With a unique teaching style, she strives to create a classroom that is informal but intellectually stimulating and challenging. Employing a personal approach, Fowler extends herself to her students as she looks to develop a safe learning environment.
"I think if you can help people feel comfortable and have what they need then they'll press boundaries more, they'll take more risks because they have more courage," she says.
"I learn my students' names, I learn their narratives and I learn their needs. I find out what they're good at and then try and develop the things they're not so comfortable with so that they have a wide range of breadth and depth in their subject areas."
Fowler is the first to admit she doesn't have all the answers, and pushes the message that teaching is not about the teacher, rather it is about the student.
"I want it to be about possibility, and it's not about me at all, it's always about the student. Why are they here, what do they need and how are they going to get further?" she asks.
"I'm not the centre of the universe and neither is the student but somewhere in the middle we meet. What gets learned happens in that third space between the professor and the teacher. The interesting space is that middle ground in between. I stop halfway and hopefully make invitation for students to come the other half to meet me – it's not about me telling."
Fowler came late to teaching, having dabbled in trades as diverse as driver training instructor to recreational therapist to the owner of a house painting business. She's brutally honest when discussing teaching, accepting it for all its challenges and gaining a real-world perspective that resonates with her students.

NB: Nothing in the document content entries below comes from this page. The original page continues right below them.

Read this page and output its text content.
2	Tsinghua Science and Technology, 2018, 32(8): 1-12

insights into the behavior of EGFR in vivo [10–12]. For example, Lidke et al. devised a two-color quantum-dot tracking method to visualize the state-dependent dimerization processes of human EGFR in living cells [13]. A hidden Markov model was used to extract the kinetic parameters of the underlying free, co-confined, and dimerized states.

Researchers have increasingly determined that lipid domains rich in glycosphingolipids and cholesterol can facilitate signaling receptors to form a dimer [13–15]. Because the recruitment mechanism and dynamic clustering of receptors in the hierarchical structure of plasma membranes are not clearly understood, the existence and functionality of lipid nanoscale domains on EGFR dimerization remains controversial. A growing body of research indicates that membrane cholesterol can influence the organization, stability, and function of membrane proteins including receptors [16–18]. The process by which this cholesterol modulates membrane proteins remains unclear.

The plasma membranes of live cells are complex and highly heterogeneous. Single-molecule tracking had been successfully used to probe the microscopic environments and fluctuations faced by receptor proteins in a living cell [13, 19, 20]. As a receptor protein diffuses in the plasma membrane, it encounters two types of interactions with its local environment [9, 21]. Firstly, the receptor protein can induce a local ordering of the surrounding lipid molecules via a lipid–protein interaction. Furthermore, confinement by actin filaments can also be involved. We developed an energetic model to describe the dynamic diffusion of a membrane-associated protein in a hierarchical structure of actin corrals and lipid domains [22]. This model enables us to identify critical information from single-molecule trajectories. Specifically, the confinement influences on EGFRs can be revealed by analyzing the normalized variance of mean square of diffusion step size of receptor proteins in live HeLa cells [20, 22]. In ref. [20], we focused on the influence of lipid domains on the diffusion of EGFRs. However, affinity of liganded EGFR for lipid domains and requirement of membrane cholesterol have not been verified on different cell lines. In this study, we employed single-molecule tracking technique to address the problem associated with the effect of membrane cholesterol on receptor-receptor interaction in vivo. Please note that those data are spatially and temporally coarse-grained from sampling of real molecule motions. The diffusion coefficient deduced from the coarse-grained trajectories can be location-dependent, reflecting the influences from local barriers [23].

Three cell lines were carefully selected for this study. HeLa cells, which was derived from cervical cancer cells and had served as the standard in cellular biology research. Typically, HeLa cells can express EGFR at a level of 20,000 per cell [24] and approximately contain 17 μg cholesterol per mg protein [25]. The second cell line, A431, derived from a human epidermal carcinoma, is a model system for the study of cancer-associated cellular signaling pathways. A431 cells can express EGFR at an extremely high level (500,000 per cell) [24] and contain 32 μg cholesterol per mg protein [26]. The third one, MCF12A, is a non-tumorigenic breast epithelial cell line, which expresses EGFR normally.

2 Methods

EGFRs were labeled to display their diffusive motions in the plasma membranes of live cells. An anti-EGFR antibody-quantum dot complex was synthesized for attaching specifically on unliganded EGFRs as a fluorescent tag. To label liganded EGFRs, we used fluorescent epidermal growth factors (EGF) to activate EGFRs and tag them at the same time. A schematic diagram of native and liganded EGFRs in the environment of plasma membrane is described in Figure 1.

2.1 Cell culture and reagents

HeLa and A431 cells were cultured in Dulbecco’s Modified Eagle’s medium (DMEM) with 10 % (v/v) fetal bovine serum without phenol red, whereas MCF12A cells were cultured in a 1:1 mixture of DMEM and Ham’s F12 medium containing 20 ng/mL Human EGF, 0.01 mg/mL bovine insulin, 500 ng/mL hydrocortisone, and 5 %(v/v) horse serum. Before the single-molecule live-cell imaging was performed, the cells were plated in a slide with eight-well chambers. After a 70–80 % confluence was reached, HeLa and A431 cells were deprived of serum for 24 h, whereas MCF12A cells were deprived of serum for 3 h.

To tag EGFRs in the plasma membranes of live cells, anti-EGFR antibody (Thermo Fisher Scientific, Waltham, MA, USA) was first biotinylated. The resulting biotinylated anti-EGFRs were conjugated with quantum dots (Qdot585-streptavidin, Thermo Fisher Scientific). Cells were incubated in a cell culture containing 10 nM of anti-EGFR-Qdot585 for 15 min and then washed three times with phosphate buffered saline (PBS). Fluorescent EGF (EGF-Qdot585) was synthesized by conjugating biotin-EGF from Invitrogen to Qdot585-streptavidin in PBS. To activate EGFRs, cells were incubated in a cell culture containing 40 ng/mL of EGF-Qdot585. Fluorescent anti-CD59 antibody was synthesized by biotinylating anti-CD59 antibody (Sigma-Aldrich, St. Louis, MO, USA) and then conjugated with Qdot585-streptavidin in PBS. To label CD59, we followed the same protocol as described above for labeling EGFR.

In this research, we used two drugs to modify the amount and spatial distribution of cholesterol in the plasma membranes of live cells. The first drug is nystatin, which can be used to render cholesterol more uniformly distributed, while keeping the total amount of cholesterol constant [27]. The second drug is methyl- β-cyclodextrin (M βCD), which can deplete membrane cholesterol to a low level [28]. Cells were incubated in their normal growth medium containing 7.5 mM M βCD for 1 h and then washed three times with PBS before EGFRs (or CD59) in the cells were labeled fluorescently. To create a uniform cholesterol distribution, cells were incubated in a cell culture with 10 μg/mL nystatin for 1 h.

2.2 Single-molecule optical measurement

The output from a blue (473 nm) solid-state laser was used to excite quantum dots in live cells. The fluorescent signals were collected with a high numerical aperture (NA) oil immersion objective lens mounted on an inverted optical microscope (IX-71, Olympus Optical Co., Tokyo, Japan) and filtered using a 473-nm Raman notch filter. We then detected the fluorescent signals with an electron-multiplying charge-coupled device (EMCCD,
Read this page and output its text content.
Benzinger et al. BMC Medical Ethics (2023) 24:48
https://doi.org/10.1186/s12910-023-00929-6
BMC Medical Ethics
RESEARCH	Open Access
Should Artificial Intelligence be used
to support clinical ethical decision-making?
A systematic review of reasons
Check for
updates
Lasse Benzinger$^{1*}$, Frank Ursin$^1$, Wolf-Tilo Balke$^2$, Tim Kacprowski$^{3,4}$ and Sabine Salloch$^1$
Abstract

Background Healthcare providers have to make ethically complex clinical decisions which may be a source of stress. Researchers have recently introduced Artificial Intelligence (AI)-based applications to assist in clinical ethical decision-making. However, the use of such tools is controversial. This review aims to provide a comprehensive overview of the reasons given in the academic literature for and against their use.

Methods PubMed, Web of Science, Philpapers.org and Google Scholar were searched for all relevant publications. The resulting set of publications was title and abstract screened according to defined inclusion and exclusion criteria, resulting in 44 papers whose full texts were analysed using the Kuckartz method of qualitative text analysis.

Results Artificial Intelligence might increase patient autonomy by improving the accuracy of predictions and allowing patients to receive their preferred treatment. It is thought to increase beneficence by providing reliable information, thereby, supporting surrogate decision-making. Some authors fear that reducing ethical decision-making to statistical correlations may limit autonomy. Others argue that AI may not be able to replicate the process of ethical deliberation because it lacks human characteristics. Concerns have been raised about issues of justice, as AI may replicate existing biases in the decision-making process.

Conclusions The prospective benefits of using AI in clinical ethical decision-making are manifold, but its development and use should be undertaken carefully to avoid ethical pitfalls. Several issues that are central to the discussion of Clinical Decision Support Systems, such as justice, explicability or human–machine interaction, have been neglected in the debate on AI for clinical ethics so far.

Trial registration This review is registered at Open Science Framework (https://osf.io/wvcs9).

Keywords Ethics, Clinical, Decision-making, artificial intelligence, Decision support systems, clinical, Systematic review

"I've hated teaching, I've quit teaching three times," admits Fowler. "It takes all your heart and all your breath, and if you're in it, you're in it."
She currently teaches graduate students and pre-service teachers, spending much time supervising education students in practica. Her research interests delve into the difficulties of teaching and she has three books in the works as a result.
A winner of a 1992 Province of Alberta Teaching Excellence Award while she was still a high school teacher, Fowler continues to revel in the moments when she can see her lessons hit home.
"I always watch students' eyes for insight and I love that," she says. "They just get that quiet little grin and raise their eyebrows and you know they've hit on something. It happens enough, and often in an unexpected place, but that's the thing I'm always asking: Am I connecting? Are they engaged? I'm always looking for that."